Some days ago I tried to disassemble the IPN2128 driver:
WLAN11b.dll, MD5 hash 3b8de73e7ed8cd7d8e930e9dea3ac10b
(the SDW-820 Windows Mobile 6 version from Spectec's website)
It took me a bit of time to understand how the interface to the SD host works.
There is only one import from sdbus.dll named SDGetClientFunctions.
This is an undocumented function called by SDRegisterClient.
It will fill a structure at 0x10023960 with function pointers:
0x10023960+4 completes SDRegisterClient call
See msdn.microsoft.com for documentation.
SDIODisconnectInterrupt is called by the functions at 0x100031bc and 0x100034a8
SDIOConnectInterrupt by 0x10003608 (=MiniportInitialize)
SDGetTuple by 0x1001be80
SDCardInfoQuery by 0x1001bfac
SDSetCardFeature by 0x1001bfac and 0x1001c1cc
SDSynchronousBusRequest is always called with Command=53 and Flags=0.
This implies use of BUILD_IO_RW_EXTENDED_ARG.
IncrementAddress is always 1.
Bulk reads and writes are done by 0x1001c590.
Bulk reads are always from address 0x6000 and
Bulk writes are always to address 0x3000, so these should be the frame buffers.
Single registers are 4 bytes long. They are read by 0x1001c40c and written by 0x1001c4d4.
These are adresses of registers that are read:
0, 8, 0x40, 0x48, 0x84, 0x104, 0x118, 0x194, 0x200, 0x204, 0x208, 0x20c, 0x210, 0x214, 0x218, 0x224, 0x228, 0x240, 0x248, 0x294, 0x2a4, 0x304, 0x360, 0x364, 0x368, 0x36c, 0x374, 0x410, 0x41c, 0x440, 0x444, 0x478, 0x480, 0x484, 0x488, 0x48c, 0x490, 0x494, 0x498, 0x49c
These are adresses of registers that are written:
0, 8, 0xc, 0x14, 0x40, 0x44, 0x48, 0x80, 0x8c, 0x100, 0x108, 0x110, 0x114, 0x118, 0x12c, 0x188, 0x18c, 0x194, 0x200, 0x204, 0x208, 0x20c, 0x210, 0x214, 0x218, 0x224, 0x228, 0x248, 0x294, 0x2a4, 0x2a8, 0x300, 0x304, 0x308, 0x30c, 0x314, 0x360, 0x3a0, 0x3a4, 0x3a8, 0x3ac, 0x410, 0x41c, 0x420, 0x448, 0x44c, 0x450, 0x478, 0x480, 0x484, 0x488, 0x48c
These lists are probably incomplete.
(Does this look like Prism? If divided by four?)

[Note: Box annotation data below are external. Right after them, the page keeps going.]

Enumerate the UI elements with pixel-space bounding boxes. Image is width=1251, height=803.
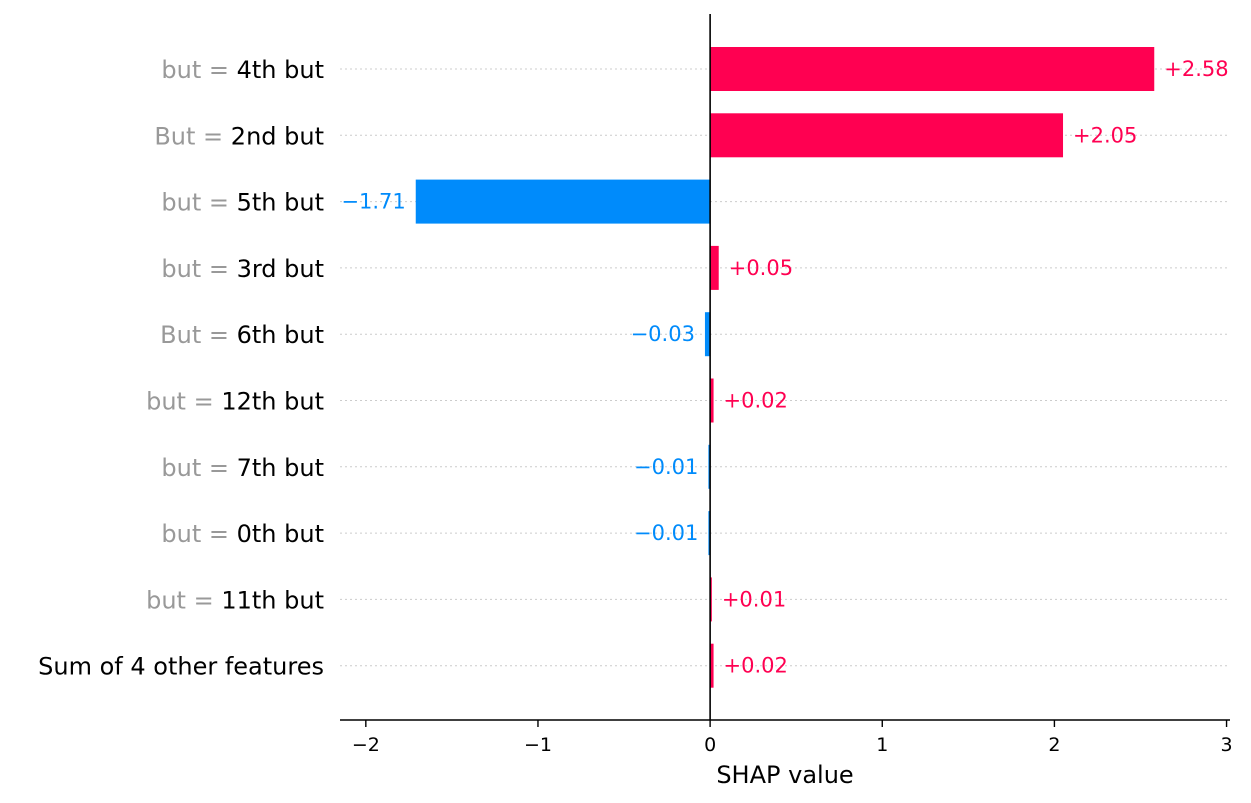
feature-name: But =	[154, 122, 230, 150]
bar-value-label: +0.02	[724, 654, 788, 678]
bar-value-label: −0.01	[634, 455, 698, 479]
feature-value: 7th but	[237, 454, 324, 482]
x-tick-label: 2	[1048, 734, 1060, 756]
bar-layer	[415, 47, 1155, 688]
shap-bar	[710, 577, 712, 622]
feature-value: 4th but	[237, 56, 324, 84]
grid-layer	[340, 68, 1230, 667]
bar-value-label: −0.01	[634, 521, 698, 545]
feature-label: but = 5th but	[161, 189, 324, 217]
bar-value-label: −1.71	[341, 190, 405, 214]
feature-value: 2nd but	[231, 122, 324, 150]
x-tick-label: −1	[524, 734, 552, 756]
feature-label: but = 11th but	[146, 586, 324, 614]
bar-value-label: −0.03	[631, 322, 695, 346]
shap-bar	[704, 312, 711, 357]
feature-value: 12th but	[221, 388, 324, 416]
shap-bar	[710, 113, 1064, 158]
feature-name: but =	[146, 586, 221, 614]
feature-value: 5th but	[237, 189, 324, 217]
label-layer: +2.58 but = 4th but +2.05 But = 2nd but −1.7…	[38, 56, 1228, 681]
shap-bar	[415, 179, 711, 224]
feature-label: but = 4th but	[161, 56, 324, 84]
feature-value: 3rd but	[237, 255, 324, 283]
x-tick-label: 0	[704, 734, 716, 756]
bar-value-label: +0.02	[724, 389, 788, 413]
x-tick-label: 3	[1221, 734, 1233, 756]
feature-name: but =	[161, 189, 236, 217]
bar-value-label: +2.05	[1073, 123, 1137, 147]
feature-value: 11th but	[221, 586, 324, 614]
shap-bar	[710, 643, 714, 688]
feature-name: But =	[160, 321, 236, 349]
feature-label: Sum of 4 other features	[38, 653, 324, 681]
feature-name: but =	[161, 454, 236, 482]
feature-name: but =	[146, 388, 221, 416]
feature-value: 0th but	[237, 520, 324, 548]
shap-bar	[710, 245, 719, 290]
shap-bar	[710, 378, 714, 423]
feature-label: But = 6th but	[160, 321, 324, 349]
feature-label-other: Sum of 4 other features	[38, 653, 324, 681]
feature-label: but = 7th but	[161, 454, 324, 482]
feature-name: but =	[161, 56, 236, 84]
feature-name: but =	[161, 520, 236, 548]
x-tick-label: 1	[876, 734, 888, 756]
bar-value-label: +0.05	[729, 256, 793, 280]
feature-value: 6th but	[237, 321, 324, 349]
bar-value-label: +2.58	[1164, 57, 1228, 81]
shap-bar	[710, 47, 1155, 91]
feature-label: but = 12th but	[146, 388, 324, 416]
feature-label: but = 3rd but	[161, 255, 324, 283]
feature-label: But = 2nd but	[154, 122, 324, 150]
shap-bar	[708, 444, 711, 489]
feature-label: but = 0th but	[161, 520, 324, 548]
x-tick-label: −2	[352, 734, 380, 756]
feature-name: but =	[161, 255, 236, 283]
x-axis-title: SHAP value	[716, 761, 853, 789]
shap-bar	[708, 511, 711, 556]
x-axis: −2 −1 0 1 2 3	[340, 14, 1233, 756]
bar-value-label: +0.01	[722, 587, 786, 611]
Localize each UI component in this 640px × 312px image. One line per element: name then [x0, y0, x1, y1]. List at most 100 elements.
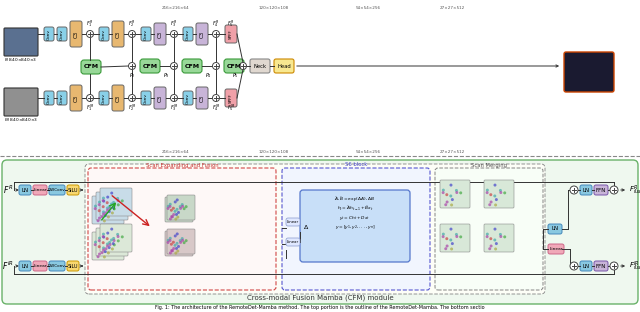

There is a fourth function at 0x1001c658 doing transfers. It can read and write up to 511 bytes in byte mode.
It is called to
- read 140 bytes from 0x104
- read 16 bytes from 0x4000
- read 52 bytes from 0x5000
- read from 0x6000
- write to 0x3000
- write to and read from 0xa000
Many functions appear to be methods of a C++ class.
The NDIS adapter context appears to have an element of another class at offset 0x114AC.
Code: Select all
NDIS_HANDLE MiniportAdapterHandle; // at 0x15c
short NdisVersion; // at 0x160
}; // 71296 bytes
Registered miniport callbacks are:
The SDIO interrupt callback is at 0x1001bd30.